Tarde de sexta-feira, 14 de maio de 1982. Com as Jornadas Mundiais da Juventude (JMJ) de 2022 oficialmente marcadas para Lisboa, Marcelo lembrou que a grande missa do Parque Eduardo VII na primeira visita de João Paulo II a Portugal foi um dos momentos que inspirou o Papa a criar as JMJ em 1985. A história podia ter sido diferente: no dia anterior, João Paulo II – que estava em Portugal para agradecer a proteção de Nossa Senhora no atentado na Basílica de S. Pedro um ano antes – é ameaçado de novo em pleno santuário de Fátima por um homem com um sabre, mas nem se apercebeu e abençoou-o enquanto este era levado pela polícia. O padre Juan Krohn, que via em Karol Wojtyła um comunista infiltrado na cúria – foi detido, o Vaticano desvalorizou a falha de segurança (o sacerdote espanhol viria a ser condenado a sete anos de prisão por tentativa de homicídio) e o programa prosseguiu, mantendo a missa no centro da capital, num evento de uma dimensão nunca vista antes. Teve ‘atiradores especiais’ colocados de véspera na imediações e, do lado dos bombeiros, a operação também era descrita como inédita, relataram na altura os jornais. «41 automacas estrategicamente dispostas, apoiadas por 29 piquetes de maqueiros e cinco postos fixos».
Participaram meio milhão de pessoas, a maioria jovens vindos de todo o país. Junto ao palco, todos os órgãos de soberania, encabeçados por Ramalho Eanes e Francisco Pinto Balsemão, Presidente e primeiro-ministro. A enchente é descrita com graça pelo Diário Popular. «Muito difícil conquistar sombra, complicadíssimo fazer chichi: casaco estendido e costas a tapar, e os apertados aviam-se de urgência», relatou o repórter João Paulo de Oliveira.

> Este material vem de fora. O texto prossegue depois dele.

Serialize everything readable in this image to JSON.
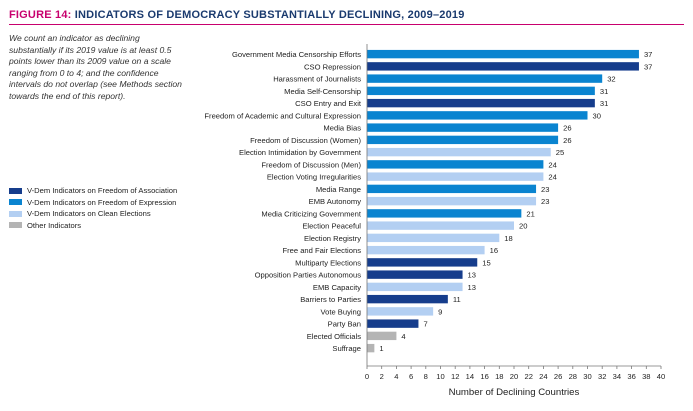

A par do entusiasmo dos participantes, entre eles «escuteiros-aguadeiros numa roda vida», destaque para a autêntica feira de souvenirs de quem teve olho para o negócio. «Bonés, gorros, cones de cartolina e até barretes camuflados de caçador estiveram à venda na periferia do parque. Inclusivamente, para quem quisesse despender de 200 escudos, uma carrinha aberta punha à venda aqueles cómicos guarda-sóis de varetas que se fixam à cabeça com um elástico». Para ‘acautelar’ o estômago havia bancas de comes e bebes na rua Braamcamp, inclusive de sardinhas assadas. Passam 37 anos e os pormenores são uma viagem no tempo. «Vinte escudos valem um retrato de João Paulo II (’plastificado, para durar toda a vida’ – sublinha a vendedora) bonés, t-shirts, bandeirinhas, galhardetes.»
A missa-festival
A mancha humana começou a formar-se pela manhã e o evento arrancou às 14h, com atuações de grupos de jovens de diferentes zonas dos país, representados por cores, numa espécie de festival. João Paulo II chegou ao Parque Eduardo VII depois das 17h, num jipe branco. O altar num palco montando no topo do parque dava-lhe vista até ao perfil da serra da Arrábida, num dia particularmente limpo. Aos jovens que o esperavam, falou de vocações, já na altura uma das dificuldades reconhecidas pela igreja. «As comunidades cristãs precisam de sacerdotes que as alimentem com a palavra», disse, deixando um último apelo. «Rapazes e raparigas de Portugal: levantai os olhos e vede a seara loirejante para a ceifa, à espera de braços para o trabalho». Referência bíblica possivelmente marcada pela passagem logo no início da visita ao país por Vila Viçosa, onde esteve com trabalhadores rurais e defendeu salários justos. O país estava a passar por um momento de tensão social crescente, com várias greves (e greve geral a 11 de maio) a chegar a interromper o fornecimento de gás em Lisboa.
Da missa, ficou uma imagem alegre e transformadora, lembrada nos últimos dias por jovens de então como o social-democrata Carlos Carreiras. «Esse mês de maio é inesquecível, formador, duradouro», escreveu no i. «O momento que mais me marcou foi a missa campal no Parque Eduardo VII. Pela comunhão de alegria, de devoção e de crença. Pela afirmação de que a fé católica e a liberdade, num país que nela dava os primeiros passos, não só vivem em harmonia como se reforçam mutuamente. Aquela missa campal foi, para mim, o princípio da reconciliação. E foi também um marco para os jovens de então e para toda a comunidade, naquilo que viria a constituir-se como um movimento de profunda transformação da sociedade portuguesa».
Voltando ao Diário Popular, os cliques ainda eram de máquinas fotográficas mas já havia quem lutasse pelos direitos dos amigos de quatro patas. «Palmas para o cardeal patriarca, palmas para o papa. Acólitos apontam binóculos ou máquinas fotografias a João Paulo II; não resistem mesmo a empoleirar-se nas cabinas da rádio. À direita do altar, uma italiana atrai atenções, distrai devoções. Exibe uma cadela ‘representante do reino animal’ e garante que o papa abençoou o bicho.»